A black and white drawing of the Great Chain of Being.
The Great Chain of Being as depicted by Didacus Valades from Retorica Christiana (1579). (Credit: Internet Archive / Wikimedia Commons)

The misguided linear view of life — this false hierarchy — led some people to argue that white men are at the top of the evolutionary ladder, a convenient argument to enslave people of “lesser” races or to keep the womenfolk at home barefoot and pregnant. But this kind of thinking is insidious and, in its worst form, leads to racism, classism, sexism, transphobia, homophobia, and all manner of pernicious prejudices.

To be fair, for a long time most Tree of Life illustrations (many by well-meaning people) almost always picked an image of an old white guy to represent all of humanity — “man” — on the branch that represents humans, even though a child, a woman, or Jackie Chan could also have been picked to represent “man.” Nothing against old white men, but representation matters; seeing a member of the same subgroup of humans represented as the ideal human on nearly every evolutionary tree is damaging, and evolutionary biologists need to do better. 

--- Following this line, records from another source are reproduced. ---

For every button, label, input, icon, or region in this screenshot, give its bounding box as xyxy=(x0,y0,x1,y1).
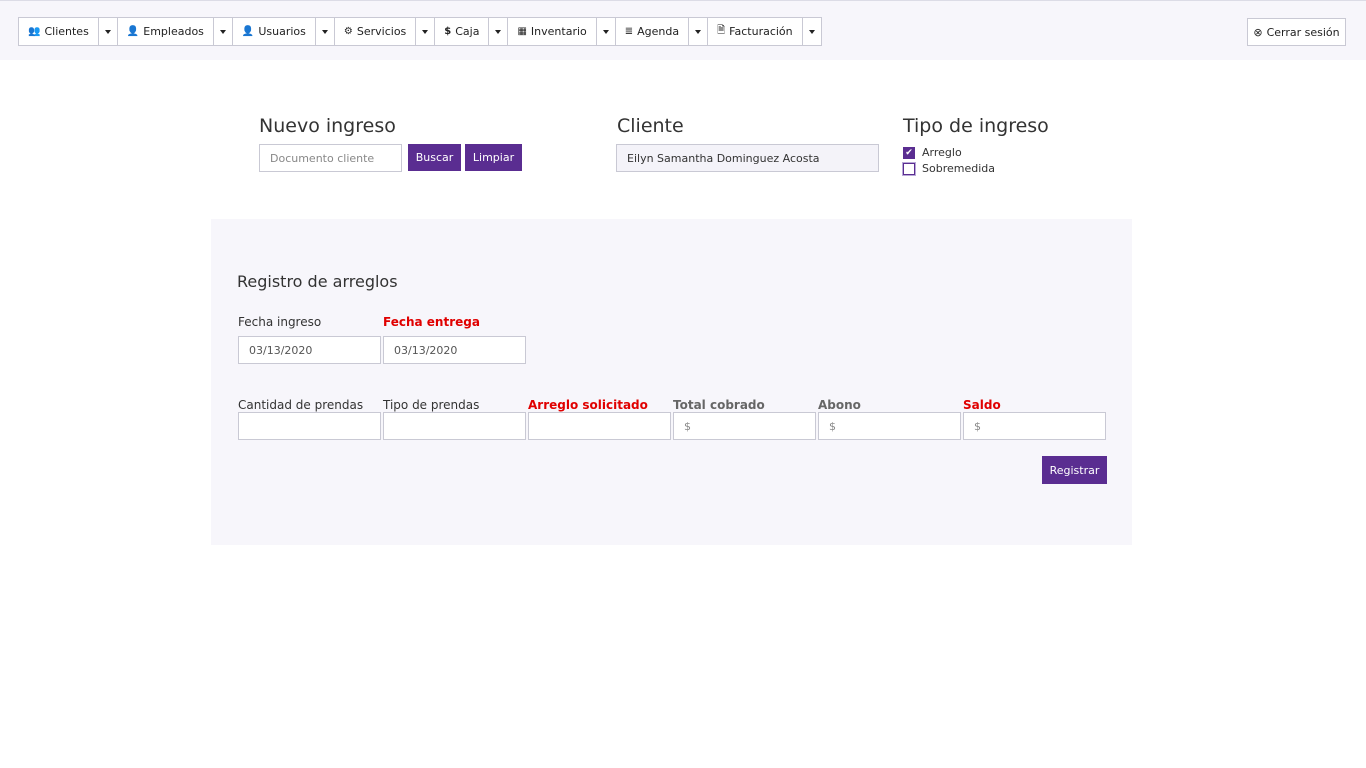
nav-caja-dropdown[interactable] xyxy=(488,17,509,46)
top-navbar: 👥 Clientes 👤 Empleados 👤 Usuarios ⚙ Servicio… xyxy=(0,0,1366,60)
nav-group-agenda: ≣ Agenda xyxy=(614,17,709,46)
abono-input[interactable]: $ xyxy=(818,412,961,440)
nav-inventario-button[interactable]: ▦ Inventario xyxy=(507,17,597,46)
tipo-prendas-label: Tipo de prendas xyxy=(383,398,480,412)
nav-usuarios-button[interactable]: 👤 Usuarios xyxy=(231,17,316,46)
caret-down-icon xyxy=(321,29,328,34)
caret-down-icon xyxy=(422,29,429,34)
nav-inventario-dropdown[interactable] xyxy=(595,17,616,46)
nav-caja-label: Caja xyxy=(455,25,480,38)
invoice-icon: 🗎 xyxy=(717,25,726,36)
nav-group-inventario: ▦ Inventario xyxy=(507,17,616,46)
nav-menu: 👥 Clientes 👤 Empleados 👤 Usuarios ⚙ Servicio… xyxy=(18,17,822,46)
nav-empleados-dropdown[interactable] xyxy=(212,17,233,46)
nav-usuarios-dropdown[interactable] xyxy=(314,17,335,46)
fecha-entrega-label: Fecha entrega xyxy=(383,315,480,329)
logout-label: Cerrar sesión xyxy=(1266,25,1340,39)
total-cobrado-label: Total cobrado xyxy=(673,398,765,412)
nav-group-servicios: ⚙ Servicios xyxy=(333,17,436,46)
fecha-entrega-input[interactable]: 03/13/2020 xyxy=(383,336,526,364)
registro-title: Registro de arreglos xyxy=(237,272,398,291)
caret-down-icon xyxy=(495,29,502,34)
tipo-prendas-input[interactable] xyxy=(383,412,526,440)
user-icon: 👤 xyxy=(126,26,140,37)
caret-down-icon xyxy=(695,29,702,34)
limpiar-button[interactable]: Limpiar xyxy=(465,144,522,171)
tipo-ingreso-title: Tipo de ingreso xyxy=(903,115,1049,137)
nav-agenda-button[interactable]: ≣ Agenda xyxy=(614,17,690,46)
nav-facturacion-label: Facturación xyxy=(729,25,793,38)
nav-empleados-button[interactable]: 👤 Empleados xyxy=(116,17,214,46)
arreglo-solicitado-label: Arreglo solicitado xyxy=(528,398,648,412)
cogs-icon: ⚙ xyxy=(343,26,353,37)
nav-group-empleados: 👤 Empleados xyxy=(116,17,233,46)
nav-servicios-button[interactable]: ⚙ Servicios xyxy=(333,17,417,46)
nav-empleados-label: Empleados xyxy=(143,25,204,38)
arreglo-solicitado-input[interactable] xyxy=(528,412,671,440)
sobremedida-checkbox-label: Sobremedida xyxy=(922,162,995,175)
logout-button[interactable]: ⊗ Cerrar sesión xyxy=(1247,18,1346,46)
abono-label: Abono xyxy=(818,398,861,412)
saldo-label: Saldo xyxy=(963,398,1001,412)
sobremedida-checkbox-row[interactable]: Sobremedida xyxy=(902,161,995,176)
cliente-title: Cliente xyxy=(617,115,684,137)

We also tend to draw these trees with single-celled or “primitive” living things on the left, and humans on the right, which again gives the impression that evolution is linear; but because the descendants from the same node are “sister lineages” that can be flipped, you can also draw the tree with humans in the middle without any of the relationships depicted changing.

Many people revert to the mistaken linear view because it is easy to organize the evolution of life with us humans at the end and everything else behind us. 

Prosanta Chakrabarty

Let’s go back to Aristotle’s hierarchy. Most people today don’t think of humans as having evolved from plants or fungi, so those who conceptualize evolution see that there was at least some distinct branching off from different forms of life. We often visualize the evolution of life as a branching tree, as in the Tree of Life, but there are other ways of visualizing it. Many people revert to the mistaken linear view because it is easy to organize the evolution of life with us humans at the end and everything else behind us. 

But it would be much more accurate if we visualized the evolution of life as a bush or bursting firecracker, expanding from a center. The living things around us are part of a process that started billions of years ago, with every living thing alive today nearly equidistant from a center point. 

Think of the origin of life as the “Big Birth,” like the Big Bang that formed our universe, except with life radiating out from that center (first living thing, or last common ancestor of all living things), and with us and every other living species on the outer edge. The fossil forms from millions and billions of years ago are closer to that center; they are long extinct, as are many other forms of life from the past that have left no trace. Just like a fading firework in the sky, when the center has burst and faded into darkness, all that remains are the flaming edges expanding outward: These are the forms of life we see living today, and it is just a little snapshot of the evolutionary history of life.